Not everyone is sold on his approach. Several experts pointed out that the actual ingredients being used by Pharnext — the older drugs that make up his cocktail — are available at a very cheap price.
“It’s wonderful to develop a therapy for rare conditions, which, if truly effective in improving quality of life for patients, should be rewarded,” said Dr. Walid Gellad, a professor who studies drug prescribing at the University of Pittsburgh, adding that he had not examined Pharnext’s plans extensively. “But I’m not sure I see altruism here as opposed to limits on what people will pay for these older drugs in combination.”
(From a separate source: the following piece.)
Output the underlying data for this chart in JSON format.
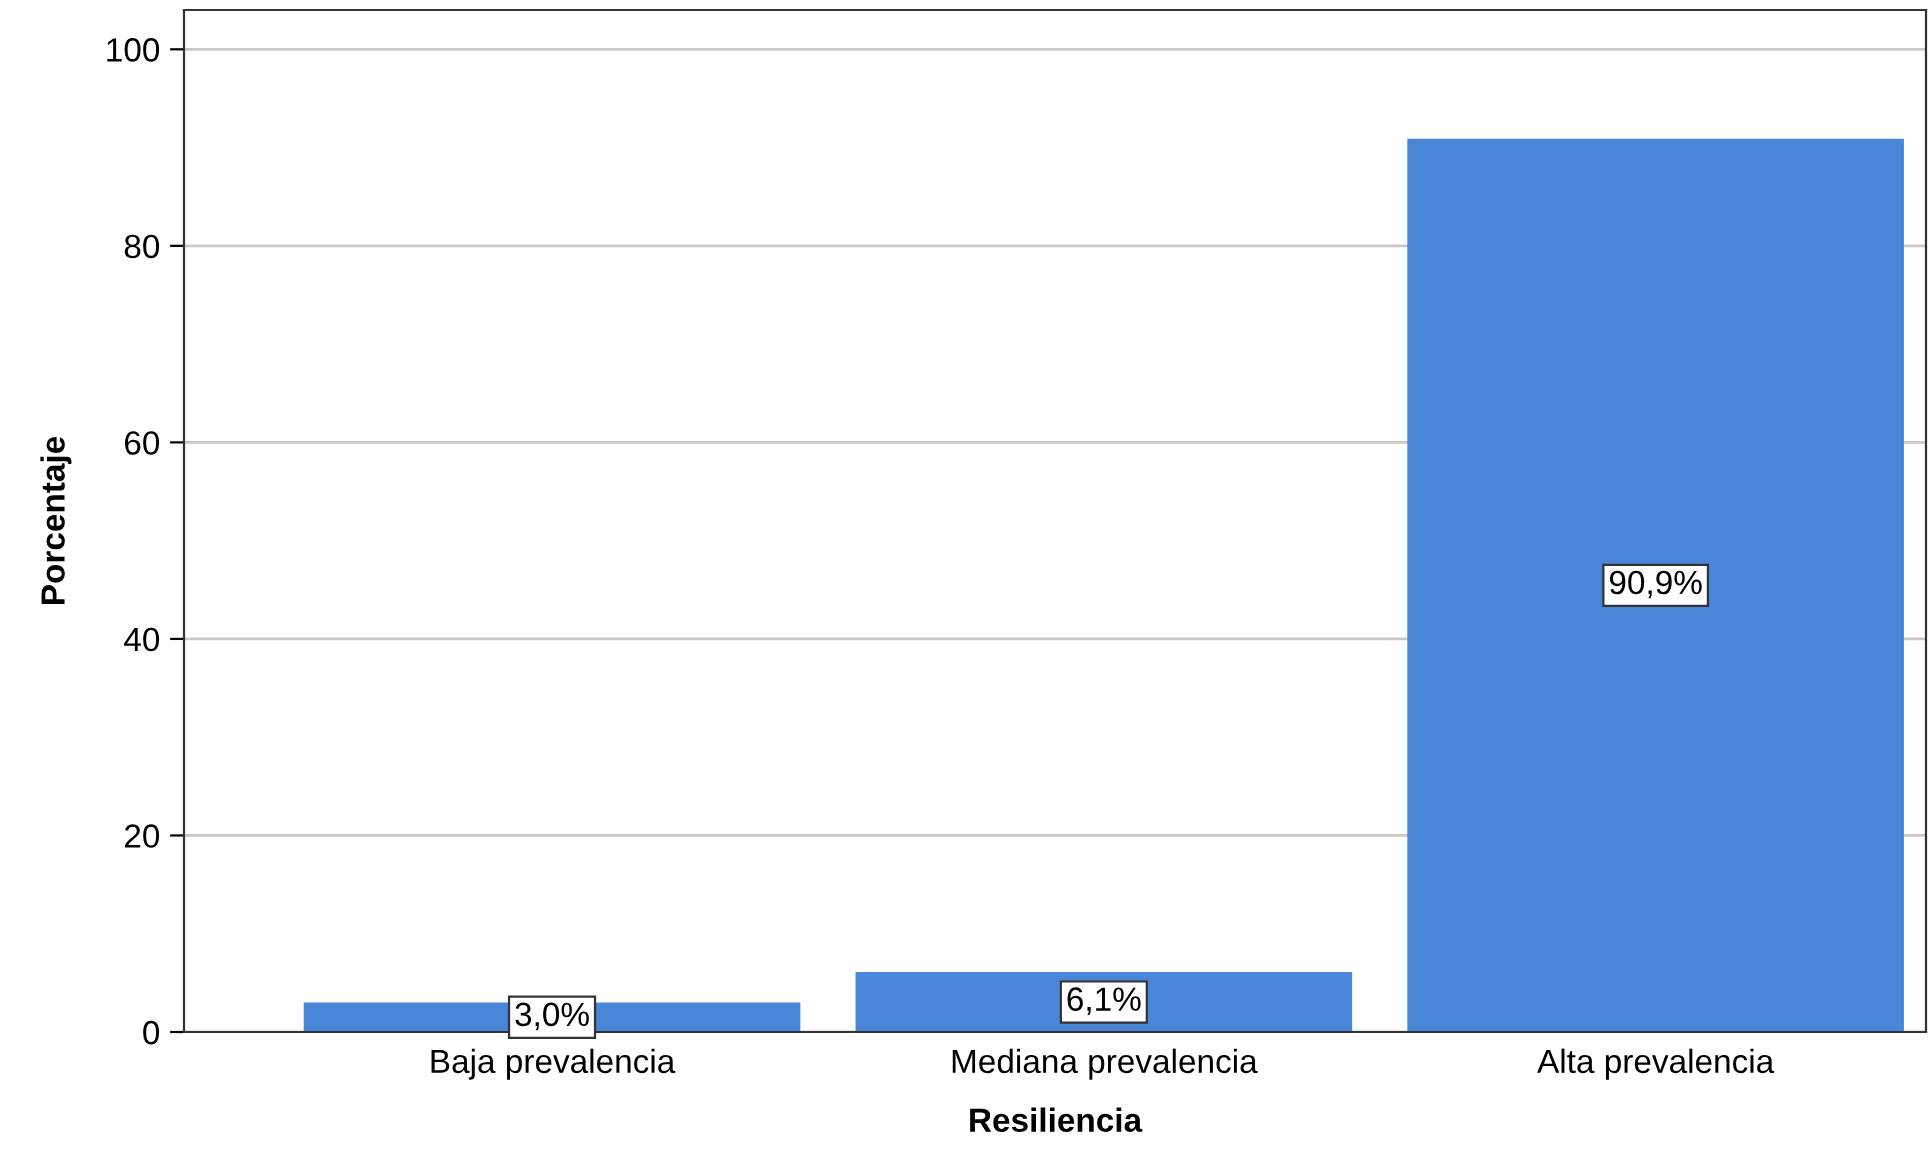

Even those who praised Cohen’s pricing philosophy acknowledged that he isn’t investing the same kind of money into basic research that other companies are.
“It’s a little easier for them to say they’re going to price it lower because they’re not putting as much in on the front end,” O’Sullivan said, though he added that “some other companies have used that as an excuse to overcharge.”
Regardless of altruism or lack thereof, Cohen will have an important ally: patient advocates. After Turing Pharmaceuticals hiked the price of an older anti-parasitic drug by more than 5,000 percent last year, AIDS groups whose constituencies relied on the drug were outraged.
Pharnext, on the other hand, has the enthusiastic backing of Moore’s group, the Hereditary Neurotherapy Foundation. Moore met personally with Cohen and his colleagues in Paris in 2013 and helped set up the US trials for their drug.
“I really feel it’s not just about making money,” Moore said of Pharnext and Cohen. “He really wants to make a difference.”
Correction: An earlier version of this story misstated the hospital where Dr. Brian O’Sullivan works.